You are not closing the opened file, so I guess the allocated resources continue to exist and Apache rans out of memory eventually. Whenever you do something with filesystem calls, you must explicitly close the file:


function is_deadlink ($url) {

$t_url = format_url($url);

$fp = fopen($t_url, "r");

if (!$fp) { fclose($fp); return true; }

else { fclose($fp); return false; }

}


Also, I would disbale execution timeout completely by setting


ini_set("max_execution_time", 0);


What I really can't understand but has a certain irony in it, is that you obviously have an error in your script, but you turned off error reporting completely. That's not exactly helpful for debugging... make that rather


error_reporting(E_ALL);

markhartnady
02-05-2004, 08:30 AM
Hmmm, thanks for the help, but Apache still produces an error, and the page times out.

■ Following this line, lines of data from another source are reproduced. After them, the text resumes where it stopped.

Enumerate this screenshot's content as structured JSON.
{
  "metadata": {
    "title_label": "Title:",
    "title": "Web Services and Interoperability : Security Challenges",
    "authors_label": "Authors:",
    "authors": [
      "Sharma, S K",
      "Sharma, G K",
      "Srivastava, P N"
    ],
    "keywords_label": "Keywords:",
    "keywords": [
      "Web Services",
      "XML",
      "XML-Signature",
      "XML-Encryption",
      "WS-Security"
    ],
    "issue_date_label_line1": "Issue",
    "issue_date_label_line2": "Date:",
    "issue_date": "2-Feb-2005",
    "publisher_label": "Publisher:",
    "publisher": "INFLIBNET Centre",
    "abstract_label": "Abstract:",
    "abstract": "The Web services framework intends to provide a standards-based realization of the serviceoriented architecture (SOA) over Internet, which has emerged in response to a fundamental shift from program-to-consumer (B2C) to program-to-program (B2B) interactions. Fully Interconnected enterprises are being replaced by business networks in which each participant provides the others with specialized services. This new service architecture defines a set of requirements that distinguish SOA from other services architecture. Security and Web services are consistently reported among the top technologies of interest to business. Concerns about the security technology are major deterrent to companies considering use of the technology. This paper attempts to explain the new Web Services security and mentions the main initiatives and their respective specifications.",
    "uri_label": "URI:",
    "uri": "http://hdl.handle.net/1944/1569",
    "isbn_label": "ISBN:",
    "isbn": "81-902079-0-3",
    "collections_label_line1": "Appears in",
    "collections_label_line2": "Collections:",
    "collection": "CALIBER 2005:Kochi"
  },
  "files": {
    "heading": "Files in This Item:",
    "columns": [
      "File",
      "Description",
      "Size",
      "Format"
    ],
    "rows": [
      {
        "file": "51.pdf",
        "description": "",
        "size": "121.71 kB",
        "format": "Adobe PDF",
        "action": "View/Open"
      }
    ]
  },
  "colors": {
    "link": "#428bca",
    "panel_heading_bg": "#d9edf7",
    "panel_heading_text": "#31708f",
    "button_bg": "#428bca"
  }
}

Silly of me to overlook closing the file. Error reporting was off because even though the is_deadlink function works, it produces a PHP error if the URL doesnt open properly.

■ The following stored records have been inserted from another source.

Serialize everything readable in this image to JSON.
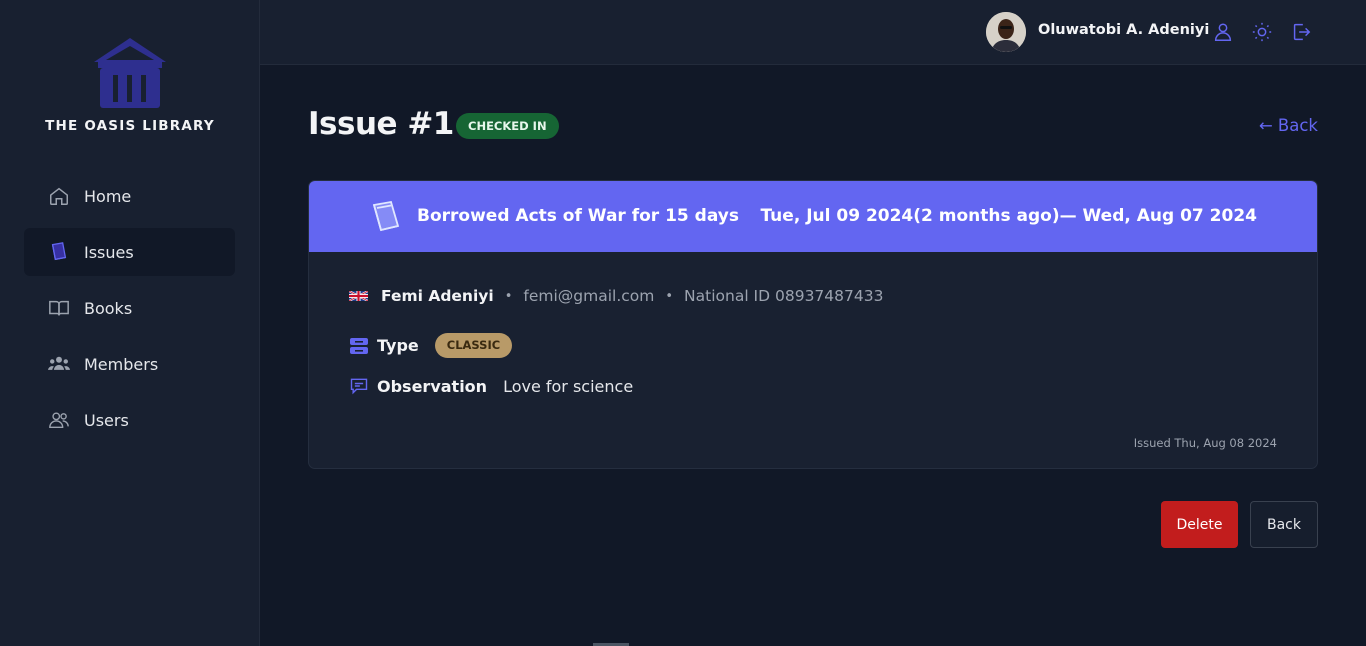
{
  "sidebar": {
    "logo_text": "THE OASIS LIBRARY",
    "items": [
      {
        "label": "Home",
        "icon": "home-icon"
      },
      {
        "label": "Issues",
        "icon": "issues-book-icon",
        "active": true
      },
      {
        "label": "Books",
        "icon": "open-book-icon"
      },
      {
        "label": "Members",
        "icon": "members-icon"
      },
      {
        "label": "Users",
        "icon": "users-icon"
      }
    ]
  },
  "header": {
    "user_name": "Oluwatobi A. Adeniyi",
    "icons": [
      "profile-icon",
      "sun-icon",
      "logout-icon"
    ]
  },
  "page": {
    "title": "Issue #1",
    "status": "CHECKED IN",
    "back_link": "← Back"
  },
  "issue": {
    "borrowed_text": "Borrowed Acts of War for 15 days",
    "dates_text": "Tue, Jul 09 2024(2 months ago)— Wed, Aug 07 2024",
    "member_name": "Femi Adeniyi",
    "member_email": "femi@gmail.com",
    "national_id": "National ID 08937487433",
    "type_label": "Type",
    "type_value": "CLASSIC",
    "observation_label": "Observation",
    "observation_value": "Love for science",
    "issued_text": "Issued Thu, Aug 08 2024"
  },
  "actions": {
    "delete_label": "Delete",
    "back_label": "Back"
  },
  "colors": {
    "accent": "#6366f1",
    "status_green": "#166534",
    "type_badge": "#b89a68",
    "delete_red": "#c21d1d"
  }
}
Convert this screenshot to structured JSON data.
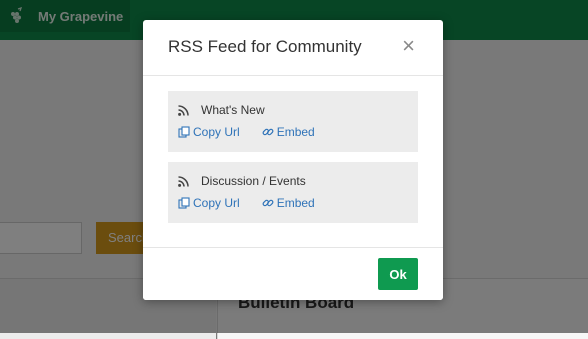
{
  "background": {
    "nav": {
      "brand_label": "My Grapevine"
    },
    "search_button_label": "Search",
    "panel_title": "Bulletin Board"
  },
  "modal": {
    "title": "RSS Feed for Community",
    "close_glyph": "×",
    "feeds": [
      {
        "title": "What's New",
        "copy_label": "Copy Url",
        "embed_label": "Embed"
      },
      {
        "title": "Discussion / Events",
        "copy_label": "Copy Url",
        "embed_label": "Embed"
      }
    ],
    "ok_label": "Ok"
  },
  "colors": {
    "brand_green": "#0f8a4a",
    "ok_green": "#0f9a50",
    "link_blue": "#2f73b8",
    "search_orange": "#d79a1c"
  },
  "icons": [
    "grapevine-logo-icon",
    "rss-icon",
    "copy-icon",
    "link-icon"
  ]
}
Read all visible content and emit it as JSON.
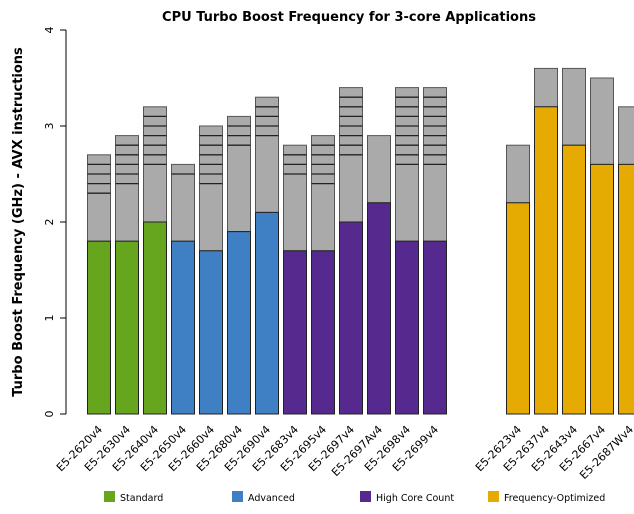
{
  "chart_data": {
    "type": "bar",
    "title": "CPU Turbo Boost Frequency for 3-core Applications",
    "ylabel": "Turbo Boost Frequency (GHz) - AVX instructions",
    "xlabel": "",
    "ylim": [
      0,
      4
    ],
    "yticks": [
      "0",
      "1",
      "2",
      "3",
      "4"
    ],
    "grid": false,
    "legend_placement": "bottom",
    "stacked_top_color": "#aaaaaa",
    "groups": [
      {
        "name": "Standard",
        "color": "#66a61e"
      },
      {
        "name": "Advanced",
        "color": "#3f7fc4"
      },
      {
        "name": "High Core Count",
        "color": "#56298f"
      },
      {
        "name": "Frequency-Optimized",
        "color": "#e6ab02"
      }
    ],
    "bars": [
      {
        "label": "E5-2620v4",
        "group": 0,
        "base": 1.8,
        "top": 2.7,
        "step_lines_from": 2.3
      },
      {
        "label": "E5-2630v4",
        "group": 0,
        "base": 1.8,
        "top": 2.9,
        "step_lines_from": 2.4
      },
      {
        "label": "E5-2640v4",
        "group": 0,
        "base": 2.0,
        "top": 3.2,
        "step_lines_from": 2.6
      },
      {
        "label": "E5-2650v4",
        "group": 1,
        "base": 1.8,
        "top": 2.6,
        "step_lines_from": 2.5
      },
      {
        "label": "E5-2660v4",
        "group": 1,
        "base": 1.7,
        "top": 3.0,
        "step_lines_from": 2.4
      },
      {
        "label": "E5-2680v4",
        "group": 1,
        "base": 1.9,
        "top": 3.1,
        "step_lines_from": 2.8
      },
      {
        "label": "E5-2690v4",
        "group": 1,
        "base": 2.1,
        "top": 3.3,
        "step_lines_from": 2.9
      },
      {
        "label": "E5-2683v4",
        "group": 2,
        "base": 1.7,
        "top": 2.8,
        "step_lines_from": 2.5
      },
      {
        "label": "E5-2695v4",
        "group": 2,
        "base": 1.7,
        "top": 2.9,
        "step_lines_from": 2.4
      },
      {
        "label": "E5-2697v4",
        "group": 2,
        "base": 2.0,
        "top": 3.4,
        "step_lines_from": 2.7
      },
      {
        "label": "E5-2697Av4",
        "group": 2,
        "base": 2.2,
        "top": 2.9,
        "step_lines_from": null
      },
      {
        "label": "E5-2698v4",
        "group": 2,
        "base": 1.8,
        "top": 3.4,
        "step_lines_from": 2.6
      },
      {
        "label": "E5-2699v4",
        "group": 2,
        "base": 1.8,
        "top": 3.4,
        "step_lines_from": 2.6
      },
      {
        "label": "E5-2623v4",
        "group": 3,
        "base": 2.2,
        "top": 2.8,
        "step_lines_from": null
      },
      {
        "label": "E5-2637v4",
        "group": 3,
        "base": 3.2,
        "top": 3.6,
        "step_lines_from": null
      },
      {
        "label": "E5-2643v4",
        "group": 3,
        "base": 2.8,
        "top": 3.6,
        "step_lines_from": null
      },
      {
        "label": "E5-2667v4",
        "group": 3,
        "base": 2.6,
        "top": 3.5,
        "step_lines_from": null
      },
      {
        "label": "E5-2687Wv4",
        "group": 3,
        "base": 2.6,
        "top": 3.2,
        "step_lines_from": null
      }
    ]
  }
}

I think you are right about the is_deadlink function though... The problem lies therein for sure. Do you know of any other (faster, more reliable way) to check for a deadlink?

Thanks again.

mordred
02-05-2004, 11:32 AM
What was the error message of Apache? If it isn't displayed, it's most surely in the erro.log file.

I don't know how fopen() works internally, but you can try to use a socket and send a HEAD request to the desired host, that only fetches HTTP metadata which you can check if the page exists or not, and not the content body.

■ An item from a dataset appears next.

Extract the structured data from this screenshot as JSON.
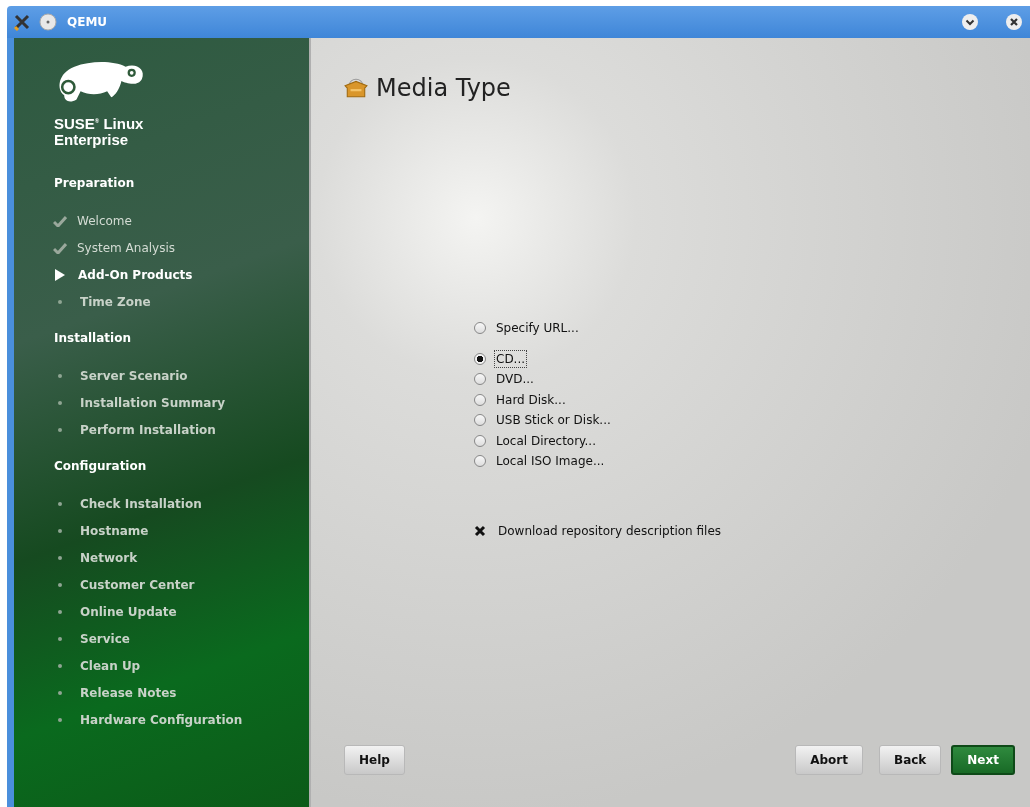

Quick hack to illustrate the usage:


$host = "www.codingforums.com";
$path = "/";
$fp = fsockopen($host, 80, $errno, $errstr, 30);

if (!$fp) {
echo "$errstr ($errno)<br>\n";
} else {
fputs ($fp, "HEAD $path HTTP/1.0\r\nHost: $host\r\n\r\n");

$str = '';
while (!feof($fp)) {
$str .= fgets ($fp, 128);
}

if (preg_match('~HTTP/1.[01] 200 OK~', $str)) {
echo 'ok';
} else {
echo 'not ok';
}
}
fclose ($fp);


If you think the amount of your links to check is to much, you could try to process the recordset in chunks. Check the first 100 links, send a redirect to another page that checks the next 100 links, etc.

raf
02-05-2004, 12:43 PM
This is quite a resource eating script.

First of, i'm not sure if you should do this over the webserver.
And if you do, then you should make some performance improvements. Like for instance, you now execute the same query twice ! You should never do that and certainly not if the recordset contains 3Krecords.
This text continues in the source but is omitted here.